A. High performance NVIDIA GPU. This could be on your local machine or use a cloud instance.
B. Install cuda and torch. Many cloud services already provide images installing cuda and torch. Another option is to use a docker image with cuda and torch. Otherwise, here are guidance assuming you only have a base Unbuntu(22.04): a. Install nvidia-driver:
# Remove existing Nvidia drivers
sudo apt autoremove nvidia* --purge
# Update Ubuntu before Nvidia driver installatoin
sudo apt update
sudo apt upgrade
# Find your graphics module:
lspci | grep -e 'VGA\|NVIDIA'
# Identify your graphics card and driver recommendation
sudo apt install ubuntu-drivers-common
ubuntu-drivers devices
# Install default driver or specify your preferred version
sudo ubuntu-drivers autoinstall # or sudo apt install nvidia-driver-<preferred version>
# Reboot. In CLI, type "nvidia-smi". You should be able to see a table listing driver version and cuda version`
b. Install miniconda
mkdir -p ~/miniconda3
wget https://repo.anaconda.com/miniconda/Miniconda3-latest-Linux-x86_64.sh -O ~/miniconda3/miniconda.sh
bash ~/miniconda3/miniconda.sh -b -u -p ~/miniconda3
rm -rf ~/miniconda3/miniconda.sh
c. Setup conda
conda init bash
source .bashrc
conda create -n myenv
conda activate myenv
d. Install pytorch
conda install pytorch torchvision torchaudio pytorch-cuda=12.1 -c pytorch -c nvidia
e. Install cuda from nvidia
C. Install Meta Llama 2 here. Make sure you can run Meta Llama 2 demo code on your machine.

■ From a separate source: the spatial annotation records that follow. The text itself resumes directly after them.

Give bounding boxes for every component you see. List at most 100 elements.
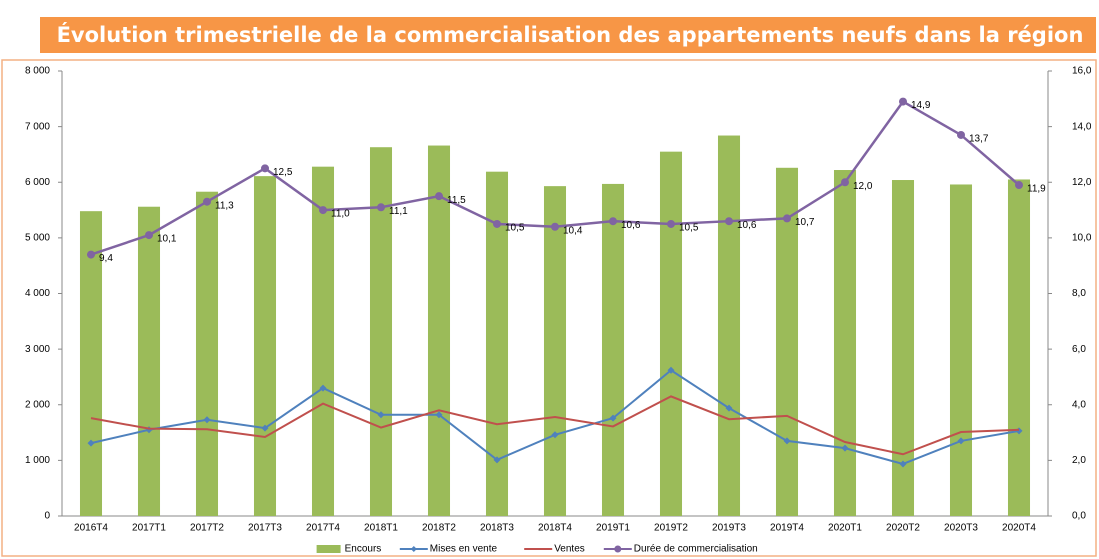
bar: [949, 184, 973, 516]
data-label: 10,5: [505, 223, 525, 234]
marker: [493, 456, 501, 464]
marker: [493, 219, 501, 228]
x-tick-label: 2019T2: [654, 523, 688, 534]
legend-label: Encours: [345, 544, 382, 555]
data-label: 11,3: [215, 200, 234, 211]
data-label: 12,0: [853, 181, 873, 192]
marker: [1015, 181, 1023, 190]
data-label: 11,0: [331, 209, 350, 220]
marker: [203, 197, 211, 206]
marker: [377, 411, 385, 419]
bar: [1007, 179, 1031, 516]
marker: [667, 219, 675, 228]
bar: [369, 147, 393, 517]
marker: [783, 437, 791, 445]
data-label: 10,6: [621, 220, 641, 231]
x-tick-label: 2020T4: [1002, 523, 1036, 534]
marker: [551, 431, 559, 439]
marker: [725, 404, 733, 412]
data-label: 14,9: [911, 100, 931, 111]
y-tick-label: 7 000: [25, 121, 50, 132]
marker: [899, 460, 907, 468]
x-tick-label: 2017T3: [248, 523, 282, 534]
data-label: 11,5: [447, 195, 466, 206]
legend-label: Mises en vente: [430, 544, 498, 555]
data-label: 10,5: [679, 223, 699, 234]
legend-marker: [614, 545, 622, 553]
data-label: 10,4: [563, 225, 583, 236]
marker: [435, 192, 443, 201]
marker: [783, 214, 791, 223]
data-label: 11,9: [1027, 184, 1046, 195]
x-tick-label: 2018T4: [538, 523, 572, 534]
marker: [203, 416, 211, 424]
bar: [659, 151, 683, 516]
x-tick-label: 2018T1: [364, 523, 398, 534]
data-label: 11,1: [389, 206, 408, 217]
y-tick-label: 1 000: [25, 455, 50, 466]
data-label: 12,5: [273, 167, 293, 178]
bar: [311, 166, 335, 517]
marker: [435, 411, 443, 419]
marker: [261, 164, 269, 173]
marker: [957, 437, 965, 445]
legend-label: Ventes: [554, 544, 585, 555]
marker: [841, 444, 849, 452]
marker: [87, 439, 95, 447]
y-tick-label: 3 000: [25, 344, 50, 355]
bar: [601, 183, 625, 516]
marker: [957, 130, 965, 139]
bar: [775, 167, 799, 516]
bar: [195, 191, 219, 517]
x-tick-label: 2020T3: [944, 523, 978, 534]
legend-marker: [410, 546, 417, 552]
y-tick-label: 5 000: [25, 233, 50, 244]
marker: [319, 384, 327, 392]
y2-tick-label: 16,0: [1072, 66, 1092, 77]
data-label: 13,7: [969, 134, 989, 145]
x-tick-label: 2020T1: [828, 523, 862, 534]
x-tick-label: 2016T4: [74, 523, 108, 534]
y2-tick-label: 4,0: [1072, 399, 1086, 410]
bar: [717, 135, 741, 516]
marker: [899, 97, 907, 106]
x-tick-label: 2019T3: [712, 523, 746, 534]
marker: [609, 414, 617, 422]
marker: [551, 222, 559, 231]
marker: [87, 250, 95, 259]
marker: [841, 178, 849, 187]
x-tick-label: 2019T1: [596, 523, 630, 534]
bar: [833, 170, 857, 516]
bar: [485, 171, 509, 516]
x-tick-label: 2017T1: [132, 523, 166, 534]
data-label: 10,6: [737, 220, 757, 231]
title-banner: [40, 17, 1096, 53]
x-tick-label: 2017T2: [190, 523, 224, 534]
marker: [377, 203, 385, 212]
y2-tick-label: 8,0: [1072, 288, 1086, 299]
marker: [261, 424, 269, 432]
x-tick-label: 2020T2: [886, 523, 920, 534]
x-tick-label: 2019T4: [770, 523, 804, 534]
marker: [609, 217, 617, 226]
bar: [79, 211, 103, 517]
y-tick-label: 6 000: [25, 177, 50, 188]
bar: [137, 206, 161, 516]
y-tick-label: 4 000: [25, 288, 50, 299]
x-tick-label: 2018T3: [480, 523, 514, 534]
marker: [667, 366, 675, 374]
y-tick-label: 0: [44, 511, 50, 522]
y-tick-label: 2 000: [25, 399, 50, 410]
y2-tick-label: 14,0: [1072, 121, 1092, 132]
marker: [319, 206, 327, 215]
y2-tick-label: 6,0: [1072, 344, 1086, 355]
data-label: 10,7: [795, 217, 815, 228]
y2-tick-label: 0,0: [1072, 511, 1086, 522]
x-tick-label: 2017T4: [306, 523, 340, 534]
y-tick-label: 8 000: [25, 66, 50, 77]
legend-label: Durée de commercialisation: [634, 544, 758, 555]
data-label: 9,4: [99, 253, 113, 264]
x-tick-label: 2018T2: [422, 523, 456, 534]
legend-swatch: [316, 545, 341, 553]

D. Download Llama 2 models in Hagging-face format. They can be found here
E. Prepare finetuning dataset. The demo dataset can be found at xxx
Llama-recipes provides a pip distribution for easy install and usage in other projects. Alternatively, it can be installed from source.
pip install -e .
python -m llama_recipes.finetuning --use_peft --peft_method lora --quantization --model_name <Llama-2-7b-chat-hf dir> --output_dir <output dir>
# Modify your question in llama-recipes-example/examples/books/book-q1.json
python examples/inference.py --model_name <Llama-2-7b-chat-hf dir> --peft_model <finetuning output dir> --quantization
# At prompt: type relative or absolute path of book-q1.json.